In seinem "magischen Viereck" verzeichnet Gartner unter dem Schlagwort Low-Code so unterschiedliche Softwarewerkzeuge wie PowerApps von Microsoft, die Entwicklungsplattformen von Mendix und Appian sowie die Development Tools von Lösungsanbietern wie Salesforce oder ServiceNow. Die Analysten von Forrester unterscheiden vier sich überlappende Segmente:
Low-Code für professionelle Anwendungsentwickler; hier finden sich beispielsweise die Tools der Anwendungsspezialisten, aber auch OutSystems und Mendix;
Low-Code für Business-Entwickler; dazu zählt Forrester unter anderen Google AppMaker, Tibco Cloud Live Apps und Betty Blocks;
Tools für die Prozessautomation in der Fläche; sie eignen sich nicht unbedingt für komplexe Prozesse, sind aber relativ kostengünstig; typische Vertreter sind AgilePoint, Axon Ivy, FlowForma und Newgen Software;
Tools für die Prozessautomation in der Tiefe; hierher gehören beispielsweise Isis Papyrus, Kofax, OpenText, Pegasystems sowie Appian.

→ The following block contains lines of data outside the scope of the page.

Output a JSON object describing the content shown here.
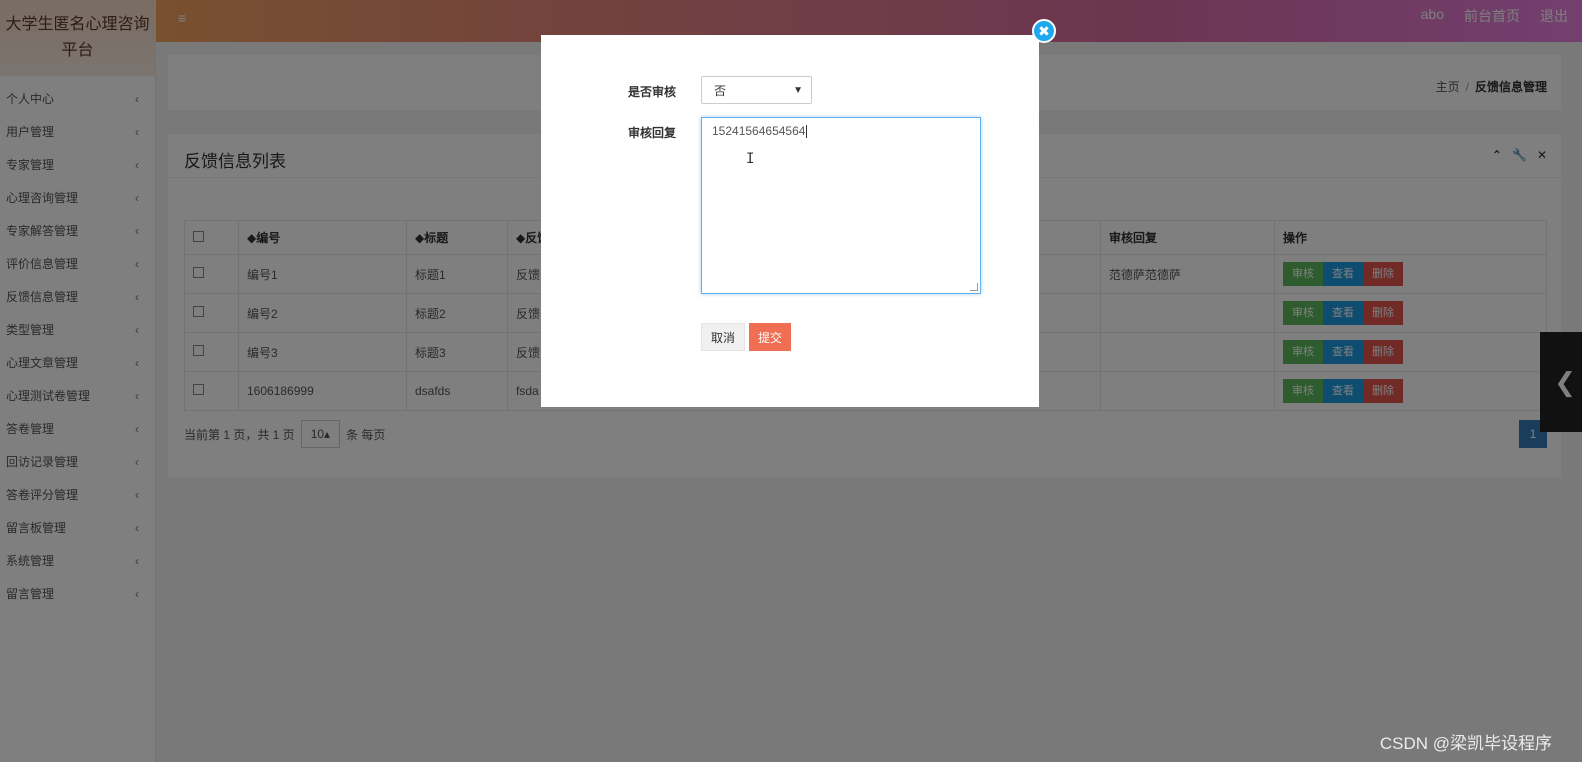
{
  "app": {
    "title": "大学生匿名心理咨询平台"
  },
  "sidebar": {
    "items": [
      {
        "label": "个人中心"
      },
      {
        "label": "用户管理"
      },
      {
        "label": "专家管理"
      },
      {
        "label": "心理咨询管理"
      },
      {
        "label": "专家解答管理"
      },
      {
        "label": "评价信息管理"
      },
      {
        "label": "反馈信息管理"
      },
      {
        "label": "类型管理"
      },
      {
        "label": "心理文章管理"
      },
      {
        "label": "心理测试卷管理"
      },
      {
        "label": "答卷管理"
      },
      {
        "label": "回访记录管理"
      },
      {
        "label": "答卷评分管理"
      },
      {
        "label": "留言板管理"
      },
      {
        "label": "系统管理"
      },
      {
        "label": "留言管理"
      }
    ],
    "chevron": "‹"
  },
  "topbar": {
    "menu_icon": "≡",
    "user": "abo",
    "home": "前台首页",
    "logout": "退出"
  },
  "breadcrumb": {
    "home": "主页",
    "sep": "/",
    "current": "反馈信息管理"
  },
  "list": {
    "title": "反馈信息列表",
    "columns": [
      "◆编号",
      "◆标题",
      "◆反馈",
      "审核回复",
      "操作"
    ],
    "rows": [
      {
        "id": "编号1",
        "title": "标题1",
        "content": "反馈",
        "reply": "范德萨范德萨"
      },
      {
        "id": "编号2",
        "title": "标题2",
        "content": "反馈",
        "reply": ""
      },
      {
        "id": "编号3",
        "title": "标题3",
        "content": "反馈",
        "reply": ""
      },
      {
        "id": "1606186999",
        "title": "dsafds",
        "content": "fsda",
        "reply": ""
      }
    ],
    "actions": {
      "review": "审核",
      "view": "查看",
      "delete": "删除"
    },
    "pager": {
      "info": "当前第 1 页，共 1 页",
      "page_size": "10",
      "per_page": "条 每页",
      "current_page": "1"
    }
  },
  "modal": {
    "review_label": "是否审核",
    "review_value": "否",
    "reply_label": "审核回复",
    "reply_value": "15241564654564",
    "cancel": "取消",
    "submit": "提交"
  },
  "watermark": "CSDN @梁凯毕设程序",
  "colors": {
    "topbar_start": "#f1a35f",
    "topbar_end": "#e57fe0",
    "review": "#5cb85c",
    "view": "#1c9ae0",
    "delete": "#e2554d",
    "submit": "#f06f52",
    "close": "#1ea9ee"
  }
}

Vertrauensbildende Maßnahme für Neukunden
Negativ bewertet Gartner die laut Referenzkunden wenig flexible Lizenzpraxis von Appian. Wie Calkins einräumt, ist die Software "alles andere als billig". Für Neukunden hat der Anbieter allerdings ein besonderes Angebot in petto: Die "Appian-Garantie" verspricht dem Erstanwender ein Projekt zum Fixpreis von 150.000 Dollar (120.000 Euro), das innerhalb von acht Wochen fertiggestellt sein soll - sofern sich der Kunde auf gewisse "Standardbedingungen" einlässt, wie etwa den Bezug der Software aus der Cloud und eine vorangegangene User-Beschreibung. Laut IDC erzielen Appian-Anwender den Break-even nach durchschnittlich sieben Monaten.
Trotzdem haben in Deutschland bislang nur etwa 30 Großunternehmen angebissen. Das klingt nicht eben nach einem durchschlagenden Erfolg. Dirk Pohla, Managing Director DACH, kontert mit zwei Argumenten: Appian wurde zwar schon 1999 gegründet, ist aber erst seit sechs Jahren auf dem kontinentaleuropäischen Markt tätig. Außerdem wende man sich nicht an den Massenmarkt, sondern vor allem an große, häufig ingenieurgetriebene Unternehmen: "Hier geht es um Zuverlässigkeit und Vertrauen, und das will langsam erworben werden."